Amanda McCulloch, Chief Executive of TMM Recruitment, suggests that rather than trying to compete with bigger players, small businesses should turn their nimbleness and entrepreneurial story to their advantage.

All too often, smaller businesses and start-ups are at a disadvantage in the employment market because established and larger companies are assumed to have more to offer prospective employees.

Smaller, more agile businesses should turn the tables on their larger rivals and showcase what makes them great places to work.

Set the scene

Potential employees need to be able to connect with your story. Oftentimes candidates are attracted to smaller businesses because of the nature of the challenging work, or the new technology which is being developed. Understanding the passion and drive that has got your business to where it is today will attract the people who can help you take it to the next level.

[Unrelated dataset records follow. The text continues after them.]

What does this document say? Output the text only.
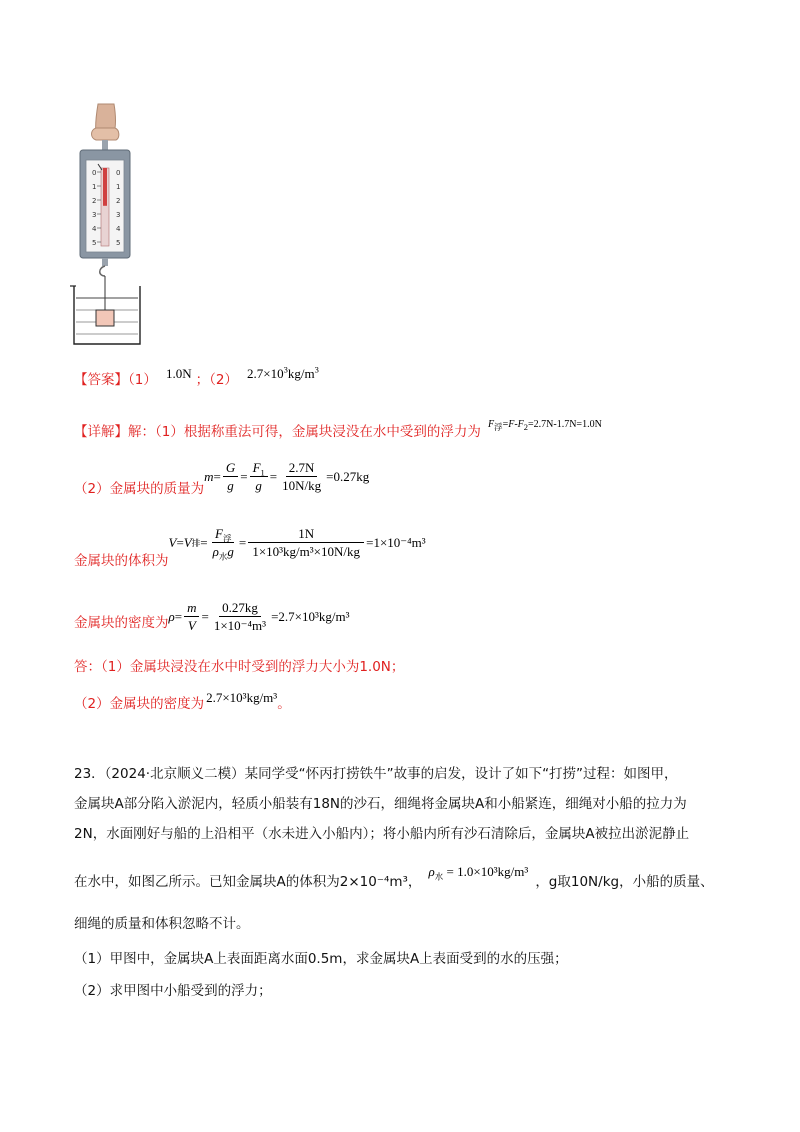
0	0
1	1
2	2
3	3
4	4
5	5
【答案】（1） $^{1.0N}$ ；（2） $^{2.7\times 10^3kg/m^3}$
【详解】解：（1）根据称重法可得，金属块浸没在水中受到的浮力为 $^{F_浮=F-F_2=2.7N-1.7N=1.0N}$
（2）金属块的质量为
$m = \frac{G}{g} = \frac{F_1}{g} = \frac{2.7N}{10N/kg} =0.27kg$
金属块的体积为
V = V 排 = $\frac{F_浮}{\rho_水g} = \frac{1N}{\text{1×10³kg/m³×10N/kg}} =1\times 10^{-4}m^3$
金属块的密度为 $\rho = \frac{m}{V} = \frac{0.27kg}{\text{1×10⁻⁴m³}} =2.7\times 10^3kg/m^3$
答：（1）金属块浸没在水中时受到的浮力大小为1.0N；
（2）金属块的密度为 $^{2.7\times 10^3kg/m^3}$。
23．（2024·北京顺义二模）某同学受“怀丙打捞铁牛”故事的启发，设计了如下“打捞”过程：如图甲，
金属块A部分陷入淤泥内，轻质小船装有18N的沙石，细绳将金属块A和小船紧连，细绳对小船的拉力为
2N，水面刚好与船的上沿相平（水未进入小船内）；将小船内所有沙石清除后，金属块A被拉出淤泥静止
在水中，如图乙所示。已知金属块A的体积为2×10⁻⁴m³， $^{\rho_水 = 1.0\times 10^3kg/m^3}$ ，g取10N/kg，小船的质量、
细绳的质量和体积忽略不计。
（1）甲图中，金属块A上表面距离水面0.5m，求金属块A上表面受到的水的压强；
（2）求甲图中小船受到的浮力；
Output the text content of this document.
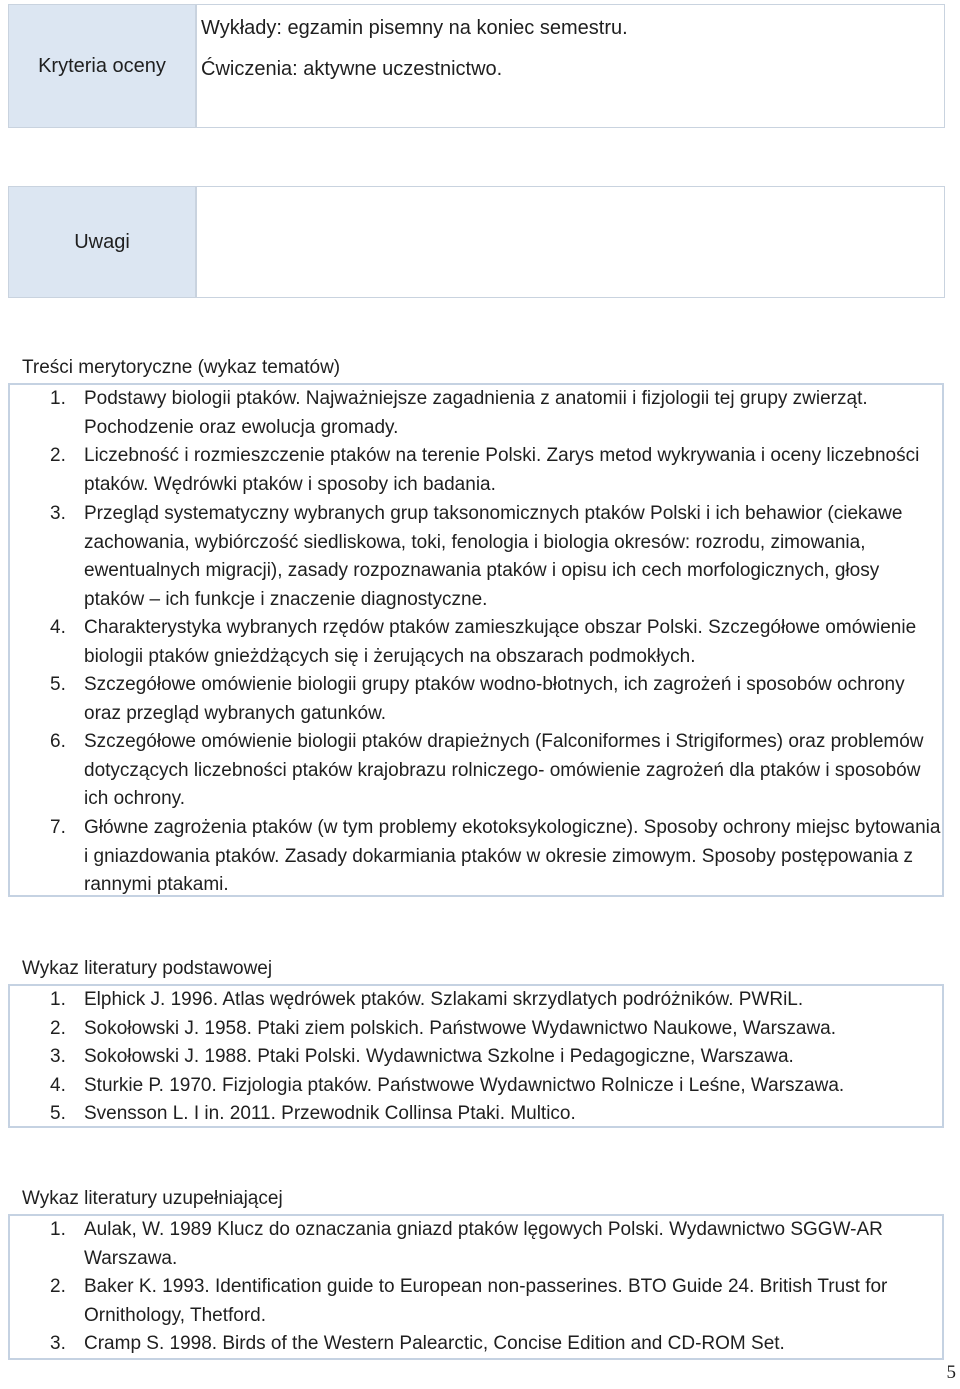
Kryteria oceny
Wykłady: egzamin pisemny na koniec semestru.
Ćwiczenia: aktywne uczestnictwo.
Uwagi
Treści merytoryczne (wykaz tematów)
1. Podstawy biologii ptaków. Najważniejsze zagadnienia z anatomii i fizjologii tej grupy zwierząt. Pochodzenie oraz ewolucja gromady.
2. Liczebność i rozmieszczenie ptaków na terenie Polski. Zarys metod wykrywania i oceny liczebności ptaków. Wędrówki ptaków i sposoby ich badania.
3. Przegląd systematyczny wybranych grup taksonomicznych ptaków Polski i ich behawior (ciekawe zachowania, wybiórczość siedliskowa, toki, fenologia i biologia okresów: rozrodu, zimowania, ewentualnych migracji), zasady rozpoznawania ptaków i opisu ich cech morfologicznych, głosy ptaków – ich funkcje i znaczenie diagnostyczne.
4. Charakterystyka wybranych rzędów ptaków zamieszkujące obszar Polski. Szczegółowe omówienie biologii ptaków gnieżdżących się i żerujących na obszarach podmokłych.
5. Szczegółowe omówienie biologii grupy ptaków wodno-błotnych, ich zagrożeń i sposobów ochrony oraz przegląd wybranych gatunków.
6. Szczegółowe omówienie biologii ptaków drapieżnych (Falconiformes i Strigiformes) oraz problemów dotyczących liczebności ptaków krajobrazu rolniczego- omówienie zagrożeń dla ptaków i sposobów ich ochrony.
7. Główne zagrożenia ptaków (w tym problemy ekotoksykologiczne). Sposoby ochrony miejsc bytowania i gniazdowania ptaków. Zasady dokarmiania ptaków w okresie zimowym. Sposoby postępowania z rannymi ptakami.
Wykaz literatury podstawowej
1. Elphick J. 1996. Atlas wędrówek ptaków. Szlakami skrzydlatych podróżników. PWRiL.
2. Sokołowski J. 1958. Ptaki ziem polskich. Państwowe Wydawnictwo Naukowe, Warszawa.
3. Sokołowski J. 1988. Ptaki Polski. Wydawnictwa Szkolne i Pedagogiczne, Warszawa.
4. Sturkie P. 1970. Fizjologia ptaków. Państwowe Wydawnictwo Rolnicze i Leśne, Warszawa.
5. Svensson L. I in. 2011. Przewodnik Collinsa Ptaki. Multico.
Wykaz literatury uzupełniającej
1. Aulak, W. 1989 Klucz do oznaczania gniazd ptaków lęgowych Polski. Wydawnictwo SGGW-AR Warszawa.
2. Baker K. 1993. Identification guide to European non-passerines. BTO Guide 24. British Trust for Ornithology, Thetford.
3. Cramp S. 1998. Birds of the Western Palearctic, Concise Edition and CD-ROM Set.
5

The right person could be hiding in plain sight, but if you’re not crafting and sharing your story your target audience won’t know you exist. For example, a senior executive with a corporate background might be ready to move to a non-profit organisation because it is aligned with their personal aspirations, or to a company which is trying to bring a product to market which has the potential to create a meaningful difference – whether through improved efficiency or sustainability.

Ask the right questions

Having set your business apart, make sure your interview does not fall short. In addition to delving into the skills and attributes match, discover how the candidate’s personal goals align with your business goals. If you employ people who can achieve their career goals while helping to progress your business then this should be a successful, and potentially long lasting, partnership.

Communication and storytelling will stand you in good stead once your new employee is on board because they will understand the vision for the business and should be able to see the part their role plays in achieving that vision.

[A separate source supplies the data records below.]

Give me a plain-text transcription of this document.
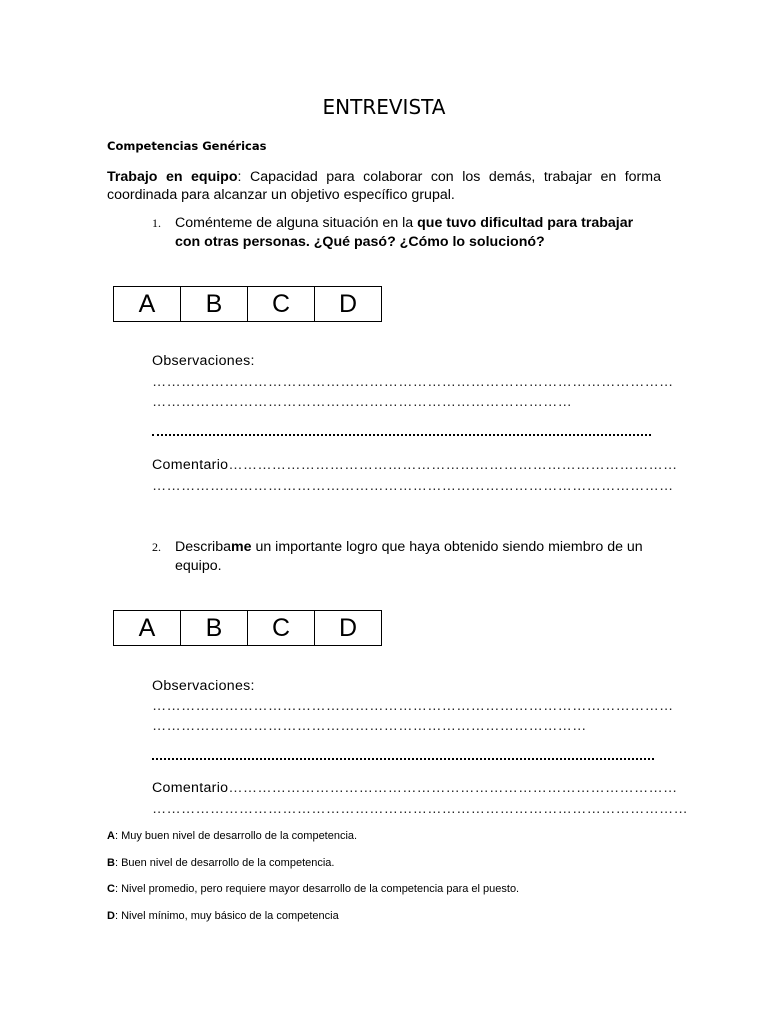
ENTREVISTA
Competencias Genéricas
Trabajo en equipo: Capacidad para colaborar con los demás, trabajar en forma coordinada para alcanzar un objetivo específico grupal.
1. Coménteme de alguna situación en la que tuvo dificultad para trabajar con otras personas. ¿Qué pasó? ¿Cómo lo solucionó?
A	B	C	D
Observaciones:
………………………………………………………………………………………………
……………………………………………………………………………
Comentario…………………………………………………………………………………
………………………………………………………………………………………………
2. Describame un importante logro que haya obtenido siendo miembro de un equipo.
A	B	C	D
Observaciones:
………………………………………………………………………………………………
………………………………………………………………………………
Comentario…………………………………………………………………………………
…………………………………………………………………………………………………
A: Muy buen nivel de desarrollo de la competencia.
B: Buen nivel de desarrollo de la competencia.
C: Nivel promedio, pero requiere mayor desarrollo de la competencia para el puesto.
D: Nivel mínimo, muy básico de la competencia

Despite this, there’s still the potential for things to unravel if the executive is not crystal clear on job content, in-house systems, and team support. Explore expectations during your interview conversation because although it’s unrealistic to expect the level of systems or personal assistance that are available in large companies – many candidates do! If they are not excited about being “hands on”, then it will never work.

Have the answers

Entrepreneurial start-ups are associated with risk. It’s reported that almost 60% of UK small businesses fail in their first three years. Potential employees worth their salt will have done their research and will expect you to show, in as many ways that you can, that the business is a solid investment of their time. Be prepared to explain to potential employees how they will develop in the business and be part of the growth and story.

The offer

All too often smaller businesses fail to recruit the candidates they want because they are unable to compete on salary. It’s time to get creative and think beyond the traditional salary and benefits offer.

Tax efficient pension contributions, flexible working times, reduced hours, remote working, flexible benefit plans, salary uplifts tied to personal performance and bonuses linked to individual, team and company-wide goals may suit your business.

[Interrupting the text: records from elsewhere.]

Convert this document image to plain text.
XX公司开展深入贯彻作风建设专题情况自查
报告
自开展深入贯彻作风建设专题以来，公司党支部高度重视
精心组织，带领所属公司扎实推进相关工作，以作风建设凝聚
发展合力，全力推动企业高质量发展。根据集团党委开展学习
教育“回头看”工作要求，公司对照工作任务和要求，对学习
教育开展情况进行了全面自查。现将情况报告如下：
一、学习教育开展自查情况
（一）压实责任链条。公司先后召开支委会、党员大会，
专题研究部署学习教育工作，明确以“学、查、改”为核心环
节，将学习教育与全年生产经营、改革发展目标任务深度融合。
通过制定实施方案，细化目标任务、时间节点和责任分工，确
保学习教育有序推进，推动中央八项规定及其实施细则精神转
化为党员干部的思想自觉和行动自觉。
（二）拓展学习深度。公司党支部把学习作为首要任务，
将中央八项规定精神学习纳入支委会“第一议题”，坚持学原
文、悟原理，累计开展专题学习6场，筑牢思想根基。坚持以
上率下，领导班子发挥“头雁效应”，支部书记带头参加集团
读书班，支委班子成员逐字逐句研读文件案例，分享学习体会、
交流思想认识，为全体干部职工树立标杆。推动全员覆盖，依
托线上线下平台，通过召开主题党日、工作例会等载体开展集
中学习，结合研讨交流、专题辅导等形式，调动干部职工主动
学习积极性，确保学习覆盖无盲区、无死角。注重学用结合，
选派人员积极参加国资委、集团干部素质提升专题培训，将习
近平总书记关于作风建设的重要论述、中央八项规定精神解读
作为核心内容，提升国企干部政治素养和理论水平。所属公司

Incentivising someone to join the company through profit share, equity package or share options which can be exercised in the future are powerful tools. In medium sized, large, and publicly listed organisations independent remuneration committees are responsible for implementing reward policy but small businesses tend to seek advice from accountants on tax efficient, HMRC approved schemes. Appropriate, attainable targets are important levers during offer negotiations and link personal motivation to the interests of the business once the executive is in post.

The job description is another area where a smaller company’s agility comes into play. Once the primary responsibilities have been agreed there is scope to develop the job organically, fully utilising the employee’s talents in the business while increasing their engagement and productivity. Surely a win for everyone.

Chemistry & Culture

Often when catching up with candidates after a job interview, they’ll talk about whether they felt they made a connection with their interviewer – it’s gives them a feel for whether the interview has gone well or not.

It’s this connection that they want to cultivate once they take up their new post so it’s vital that there’s continuity between the interview, hiring and onboarding processes to ensure a smooth start for the new employee and to set the stage for a successful working partnership.

Smaller companies operate without layers of bureaucracy and a positive work culture where individuals feel valued and supported can develop quickly. It sets the scene for teamwork, “being in it all together” and alludes to the opportunity for professional growth and development. There is an opportunity for employees to make their mark with fast-track promotion, and significant career development for people who want to take on more responsibility.

Try before you buy

In a small business, the smallest change can have a big impact on overall team dynamic. Offer, no, insist a potential recruit spends the day in your business getting a feel for the people and job. It’s an immersive experience and an opportunity to reinforce the job content, systems and team support point mentioned earlier in this article.

Outside the box

When recruiting, covering all bases is key for smaller businesses and they must play to their strengths. By taking this approach and capitalising on the differences between themselves and larger employers they can widen their recruitment pool, and in the longer term truly benefit their business.